The tawny-faced quail is 17 to 20 cm long. A male weighed 165 g and an unsexed individual 150 g. The adult male of the nominate subspecies has a reddish face with a black streak through the eye. Its crown and hindneck are dark brown; the back and rump are gray to brown with black streaks. Its throat and upper breast are gray while the rest of the undersides are tawny buff with some white between the legs. The nominate adult female has a similar pattern but is generally browner. Its crown and back are dark brown and the rump mottled brown and chestnut. The face and upper breast are reddish brown and the eyeline, chin, and throat white. The lower breast and belly are pale with black barring. R. c. pudibundus is paler overall and R. c. australis darker.

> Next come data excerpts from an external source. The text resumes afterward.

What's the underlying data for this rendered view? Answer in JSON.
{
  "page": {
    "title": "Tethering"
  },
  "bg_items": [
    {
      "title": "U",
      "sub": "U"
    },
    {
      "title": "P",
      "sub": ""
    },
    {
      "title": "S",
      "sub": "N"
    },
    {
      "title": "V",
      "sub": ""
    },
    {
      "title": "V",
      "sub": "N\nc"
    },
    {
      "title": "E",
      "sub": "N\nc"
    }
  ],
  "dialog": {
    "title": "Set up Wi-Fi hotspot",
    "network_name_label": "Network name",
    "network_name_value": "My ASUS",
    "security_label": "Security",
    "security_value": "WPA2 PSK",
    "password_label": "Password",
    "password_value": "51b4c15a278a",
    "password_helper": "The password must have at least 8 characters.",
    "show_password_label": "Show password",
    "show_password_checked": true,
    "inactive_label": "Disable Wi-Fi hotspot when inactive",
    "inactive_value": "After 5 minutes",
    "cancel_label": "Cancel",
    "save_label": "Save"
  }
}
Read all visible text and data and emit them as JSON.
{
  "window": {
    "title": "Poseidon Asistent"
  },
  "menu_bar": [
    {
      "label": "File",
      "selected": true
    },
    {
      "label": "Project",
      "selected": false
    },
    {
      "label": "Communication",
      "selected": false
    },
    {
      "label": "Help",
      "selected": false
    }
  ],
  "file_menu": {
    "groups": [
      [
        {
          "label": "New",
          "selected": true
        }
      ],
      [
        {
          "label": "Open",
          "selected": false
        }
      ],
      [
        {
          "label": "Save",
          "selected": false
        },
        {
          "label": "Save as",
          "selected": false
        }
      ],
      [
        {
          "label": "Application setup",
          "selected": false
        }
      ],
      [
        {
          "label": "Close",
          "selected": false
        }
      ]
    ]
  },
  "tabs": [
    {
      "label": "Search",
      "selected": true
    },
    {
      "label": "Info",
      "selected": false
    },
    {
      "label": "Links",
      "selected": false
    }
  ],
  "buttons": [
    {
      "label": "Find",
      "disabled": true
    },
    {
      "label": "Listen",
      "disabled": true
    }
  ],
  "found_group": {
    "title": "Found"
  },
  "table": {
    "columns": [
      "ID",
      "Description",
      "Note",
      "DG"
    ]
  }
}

==Distribution and habitat==

The tawny-faced quail has a discontinuous range. The nominate subspecies is found in Costa Rica and Panama. R. c. pudibundus is found in northeastern Honduras and eastern Nicaragua. R. c. australis is found on the Pacific coasts of Colombia and far northern Ecuador. The species inhabits lowland tropical forest up to about 1450 m of elevation. It is primarily terrestrial but roosts in trees and bushes near the ground.

==Behavior==
===Feeding===

The tawny-faced quail forages by pecking. Its diet has been recorded to include seeds, worms, and insects.

===Breeding===

The tawny-faced quail's breeding season includes March and April in Panama but has not been documented elsewhere. Little other information about its breeding phenology has been published.

===Vocalization===

The tawny-faced quail's song is "a series of pure monotonous whistles followed by a series of whistles at a lower and/or higher pitch" and has been likened to that those of tinamous or doves. The species is often vocal at dusk but also sings while roosting at night. Members of a covey keep in contact with soft peeping calls.

==Status==

The IUCN has assessed the tawny-faced quail as being near threatened. It is rather rare in much of its range, and "[m]ajor threats possibly include deforestation and hunting."